Sensibel-ist es sinnvoll sich bei anderen zu erklären?

Schon lange beschäftige ich mich mit dem Thema Hochsensibilität und als ich das erste Buch darüber las, war ich mir sicher, dass das die Erklärung dafür ist, wieso ich mich schon immer „irgendwie anders“ fühlte……

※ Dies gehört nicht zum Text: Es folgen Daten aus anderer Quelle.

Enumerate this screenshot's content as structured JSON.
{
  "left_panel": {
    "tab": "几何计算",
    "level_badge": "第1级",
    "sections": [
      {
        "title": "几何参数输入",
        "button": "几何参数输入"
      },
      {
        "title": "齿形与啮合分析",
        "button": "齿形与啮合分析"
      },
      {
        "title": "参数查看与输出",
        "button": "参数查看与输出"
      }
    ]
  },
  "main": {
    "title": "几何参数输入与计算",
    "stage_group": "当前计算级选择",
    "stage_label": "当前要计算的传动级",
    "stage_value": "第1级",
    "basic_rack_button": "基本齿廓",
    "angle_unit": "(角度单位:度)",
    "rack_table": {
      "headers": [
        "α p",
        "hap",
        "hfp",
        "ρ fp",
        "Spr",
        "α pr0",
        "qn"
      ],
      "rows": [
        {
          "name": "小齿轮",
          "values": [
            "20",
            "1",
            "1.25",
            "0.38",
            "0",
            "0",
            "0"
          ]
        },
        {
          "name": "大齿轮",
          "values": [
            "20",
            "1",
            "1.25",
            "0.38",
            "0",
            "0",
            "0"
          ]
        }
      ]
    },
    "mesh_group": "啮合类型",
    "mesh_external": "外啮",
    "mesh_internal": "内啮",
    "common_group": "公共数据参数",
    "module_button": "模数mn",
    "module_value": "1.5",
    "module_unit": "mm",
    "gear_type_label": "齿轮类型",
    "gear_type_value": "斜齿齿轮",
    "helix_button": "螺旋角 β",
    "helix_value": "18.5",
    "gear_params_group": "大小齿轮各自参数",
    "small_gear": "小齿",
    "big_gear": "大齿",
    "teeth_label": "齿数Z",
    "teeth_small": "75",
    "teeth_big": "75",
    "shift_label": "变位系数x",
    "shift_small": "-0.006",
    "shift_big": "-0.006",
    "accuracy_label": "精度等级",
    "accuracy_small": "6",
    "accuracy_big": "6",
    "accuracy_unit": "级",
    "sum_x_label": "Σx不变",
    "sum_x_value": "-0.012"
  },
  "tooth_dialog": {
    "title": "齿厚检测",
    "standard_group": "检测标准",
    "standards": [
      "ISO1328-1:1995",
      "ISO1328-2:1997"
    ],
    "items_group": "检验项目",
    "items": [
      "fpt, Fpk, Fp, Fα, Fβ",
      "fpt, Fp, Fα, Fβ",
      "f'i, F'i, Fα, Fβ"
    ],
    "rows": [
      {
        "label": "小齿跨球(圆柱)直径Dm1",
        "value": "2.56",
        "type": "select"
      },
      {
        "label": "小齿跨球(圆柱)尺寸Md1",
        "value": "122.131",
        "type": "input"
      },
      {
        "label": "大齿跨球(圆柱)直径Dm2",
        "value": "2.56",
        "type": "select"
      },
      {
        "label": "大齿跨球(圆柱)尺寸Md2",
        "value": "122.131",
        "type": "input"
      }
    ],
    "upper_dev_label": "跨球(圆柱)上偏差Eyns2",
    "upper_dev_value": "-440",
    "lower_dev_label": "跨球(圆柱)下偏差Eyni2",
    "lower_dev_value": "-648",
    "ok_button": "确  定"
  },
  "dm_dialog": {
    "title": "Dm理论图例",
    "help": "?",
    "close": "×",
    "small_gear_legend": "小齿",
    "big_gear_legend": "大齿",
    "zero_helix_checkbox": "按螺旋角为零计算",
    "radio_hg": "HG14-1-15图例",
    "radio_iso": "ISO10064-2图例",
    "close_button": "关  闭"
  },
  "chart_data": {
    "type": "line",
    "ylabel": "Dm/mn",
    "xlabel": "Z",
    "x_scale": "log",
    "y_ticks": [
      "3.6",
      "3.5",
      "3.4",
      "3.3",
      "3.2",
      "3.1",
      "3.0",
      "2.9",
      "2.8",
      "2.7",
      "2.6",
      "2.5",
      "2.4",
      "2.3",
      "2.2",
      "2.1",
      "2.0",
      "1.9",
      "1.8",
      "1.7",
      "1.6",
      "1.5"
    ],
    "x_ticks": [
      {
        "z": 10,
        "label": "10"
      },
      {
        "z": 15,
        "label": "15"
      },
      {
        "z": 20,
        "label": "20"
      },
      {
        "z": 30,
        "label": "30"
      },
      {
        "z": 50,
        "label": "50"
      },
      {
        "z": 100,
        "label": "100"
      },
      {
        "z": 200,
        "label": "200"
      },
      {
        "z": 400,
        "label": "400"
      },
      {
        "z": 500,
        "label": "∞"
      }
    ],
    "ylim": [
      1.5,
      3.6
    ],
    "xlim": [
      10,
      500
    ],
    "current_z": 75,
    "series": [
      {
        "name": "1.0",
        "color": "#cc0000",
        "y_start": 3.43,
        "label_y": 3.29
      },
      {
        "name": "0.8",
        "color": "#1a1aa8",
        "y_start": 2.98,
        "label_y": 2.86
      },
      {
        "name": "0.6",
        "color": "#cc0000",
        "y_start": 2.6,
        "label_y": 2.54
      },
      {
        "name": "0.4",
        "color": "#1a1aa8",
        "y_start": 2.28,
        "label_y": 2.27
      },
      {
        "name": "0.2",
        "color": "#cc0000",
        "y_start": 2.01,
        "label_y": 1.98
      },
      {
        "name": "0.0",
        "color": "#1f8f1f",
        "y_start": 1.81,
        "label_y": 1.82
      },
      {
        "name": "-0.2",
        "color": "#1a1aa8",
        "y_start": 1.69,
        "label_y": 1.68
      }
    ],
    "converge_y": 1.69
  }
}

Dem Ratschlag gewisser Ratgeber sich als Hochsensible am Arbeitsplatz oder in der Schule zu erklären, stehe ich mittlerweile aber eher skeptisch gegenüber. Sogar der Begriff „Hochsensibel“ stört mich manchmal. Irgendwie habe ich den Eindruck, dass der Begriff ganz gut in die Opferrolle gepresst wurde…..er erscheint daher so einigen halt nur als eine „Ausrede“ oder eine „Modeerscheinung“.

Wenn wir uns für uns selbst oder unsere Kinder erklären und rechtfertigen, weil man eben gewisse Dinge anders macht, weil man vielleicht auch schneller an seine Grenzen stösst, akzeptiert man sich dann tief im Innern wirklich selbst?

Oder geht es eigentlich eher darum eine Erklärung dafür zu haben wieso man selber oder das Kind halt nicht rein passt?

Es gibt sie einfach, die feinfühligeren Menschen und Tiere, die tiefer wahrnehmen…das ist so und das war schon immer so. Es braucht diese Sensibilität um ein Gleichgewicht herzustellen. Irgendwann aber hat die Menschheit angefangen Sensibilität als Schwäche zu sehen.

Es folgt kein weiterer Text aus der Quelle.